In the author’s note that opens The Confessions of Frannie Langton, Sara Collins remembers reading books like Wuthering Heights and Jane Eyre on the small Caribbean island where she grew up and asking the questions: “Why couldn’t a Jamaican former slave be the star of her own gothic romance? Why couldn’t she be complicated, ambiguous, complex? Why had no one like that ever had a love story like those?’ Frannie Langton is Collins’ attempt to redress the balance and give that Jamaican former slave her very own story in which to star.
The novel opens in 1826 with Frannie – or the ‘Mulatta Murderess’, as she has become known – awaiting trial at London’s Old Bailey for the murders of her employers, George and Marguerite Benham. Frannie, who had been a maid in the Benham household, had been found lying in bed, covered in blood, beside Marguerite’s dead body. She has no idea how she came to be there and is sure she couldn’t possibly have killed her beloved mistress, yet all the evidence suggests that she is guilty. While she waits for her fate to be decided, Frannie looks back on her life and recalls the sequence of events that have led her to this point.
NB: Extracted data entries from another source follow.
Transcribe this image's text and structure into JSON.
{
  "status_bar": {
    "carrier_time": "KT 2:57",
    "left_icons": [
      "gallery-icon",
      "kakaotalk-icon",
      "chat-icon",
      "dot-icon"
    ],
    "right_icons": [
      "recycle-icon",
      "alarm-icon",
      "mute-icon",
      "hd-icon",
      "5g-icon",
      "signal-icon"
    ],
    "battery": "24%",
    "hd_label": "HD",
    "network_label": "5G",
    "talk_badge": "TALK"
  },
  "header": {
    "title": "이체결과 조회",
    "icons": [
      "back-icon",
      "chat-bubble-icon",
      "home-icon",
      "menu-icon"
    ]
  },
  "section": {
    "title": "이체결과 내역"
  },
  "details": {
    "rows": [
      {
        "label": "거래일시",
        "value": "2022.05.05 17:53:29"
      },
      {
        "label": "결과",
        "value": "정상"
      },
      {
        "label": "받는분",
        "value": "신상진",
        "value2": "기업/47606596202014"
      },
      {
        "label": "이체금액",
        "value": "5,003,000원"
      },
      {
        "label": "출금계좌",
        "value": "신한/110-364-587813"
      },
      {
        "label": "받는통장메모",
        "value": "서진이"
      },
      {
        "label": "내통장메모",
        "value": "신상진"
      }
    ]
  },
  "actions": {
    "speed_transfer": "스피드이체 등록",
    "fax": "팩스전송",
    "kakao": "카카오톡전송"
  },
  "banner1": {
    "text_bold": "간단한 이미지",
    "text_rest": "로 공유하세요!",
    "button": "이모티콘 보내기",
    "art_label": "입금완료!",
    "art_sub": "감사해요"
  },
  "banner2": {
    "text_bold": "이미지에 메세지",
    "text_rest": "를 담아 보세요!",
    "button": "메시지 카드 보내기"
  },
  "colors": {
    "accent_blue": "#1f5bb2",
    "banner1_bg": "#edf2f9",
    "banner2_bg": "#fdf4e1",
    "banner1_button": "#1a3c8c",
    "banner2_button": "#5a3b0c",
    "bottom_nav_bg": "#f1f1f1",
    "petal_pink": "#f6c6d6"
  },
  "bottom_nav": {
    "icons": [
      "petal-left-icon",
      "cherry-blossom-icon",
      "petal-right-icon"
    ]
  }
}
Frannie remembers her childhood, growing up on the Langtons’ sugar plantation in Jamaica (ironically called ‘Paradise’) and describes the circumstances that meant she received an education that would usually be denied to a slave. Later, when Mr Langton returns to England, he takes Frannie with him and she looks forward to new experiences and new opportunities. On their arrival in London, however, she is handed over to the Benhams to become a servant in their home and finds that life is not much better here than it was on the plantation. The one bright spot in her life is her relationship with ‘Madame’ (Mrs Benham), but as we already know from the opening chapter of the book, that relationship will end in tragedy.
The Confessions of Frannie Langton is Sara Collins’ first novel and I’m sure it’s going to be a big success for her. It has been given a beautiful front cover, which stands out even amongst the many other beautiful covers that are around at the moment and the book has already been getting lots of very positive reviews since its publication last week. I didn’t love it as much as most other people seem to have done, but that’s probably because it wasn’t really what I’d expected. I thought the crime element would have been a more important part of the story, but the murder and the trial are confined mainly to the final few chapters, and I’m not sure I would agree with the description of the book as a gothic novel either, although I suppose it would depend on what you consider gothic to mean.
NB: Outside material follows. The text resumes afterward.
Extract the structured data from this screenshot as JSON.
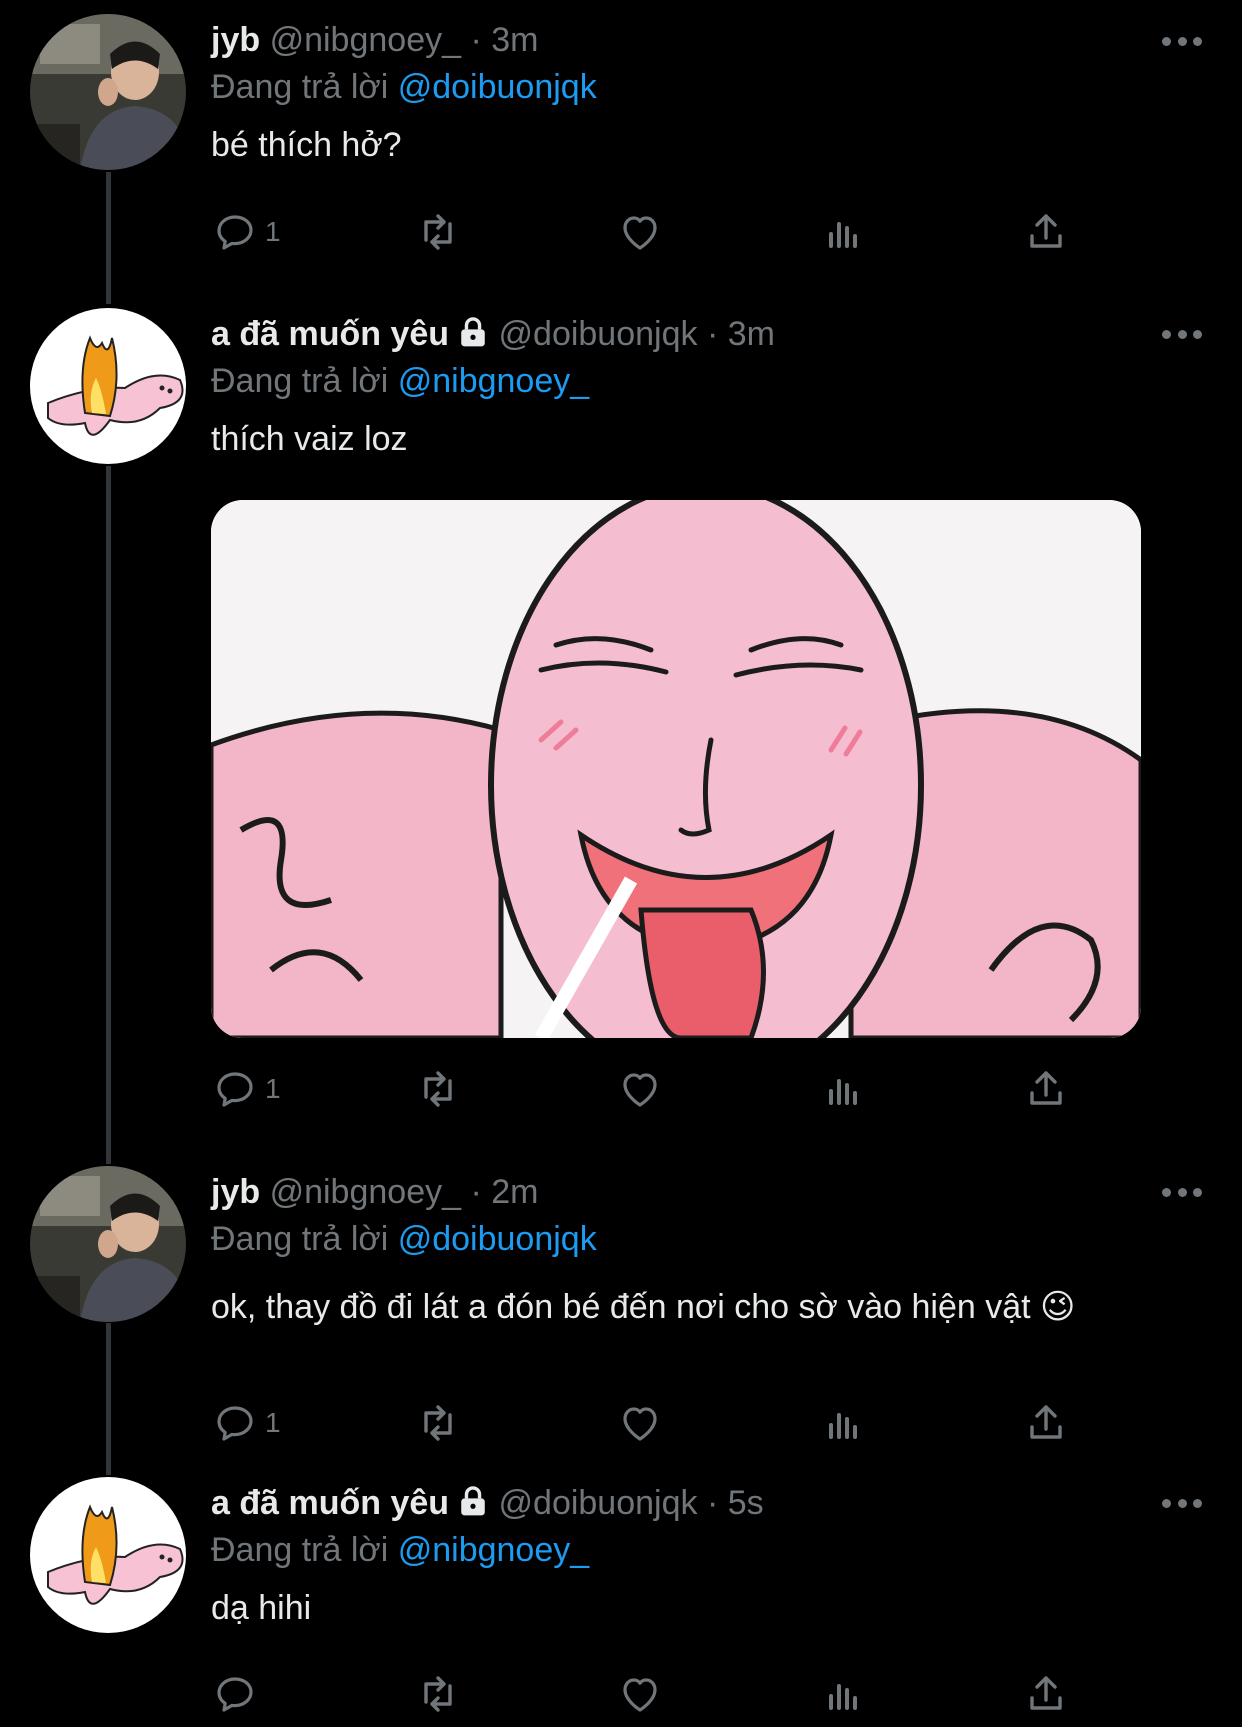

I did find Frannie an interesting and engaging heroine with a strong narrative voice and although there were some parts of her story that I felt I’d read many times before (bearing in mind that I do read a lot of historical novels set in the 19th century), Frannie’s background and unusual circumstances mean that we are seeing things from a slightly different angle. Having one white parent and one black, Frannie never really fits in with the other slaves on the plantation – especially when she is given an education and an enviable position as house slave – but she knows she will never be accepted by most white people either. As you can imagine, she experiences a lot of cruelty and prejudice in her life and this is quite a sad story at times – and also quite disturbing, particularly the descriptions of the ‘scientific experiments’ and research carried out by Frannie’s two masters, Langton and Benham.
Sara Collins writes beautifully and I was struck by sentences like “A man writes to separate himself from the common history. A woman writes to try to join it…” and “A good scientist merely searches for the answer to the question posed, but the one whose name history will record reaches for the questions no one has even thought to ask”. And of course, as a fellow book lover, I appreciated Frannie’s love of literature and her determination to read all the books she could get her hands on. But was Frannie really responsible for the deaths of George and Marguerite Benham? You will need to read her confessions to find out…
Thanks to Penguin/Viking Books for providing a review copy of The Confessions of Frannie Langton and for inviting me to take part in their blog tour.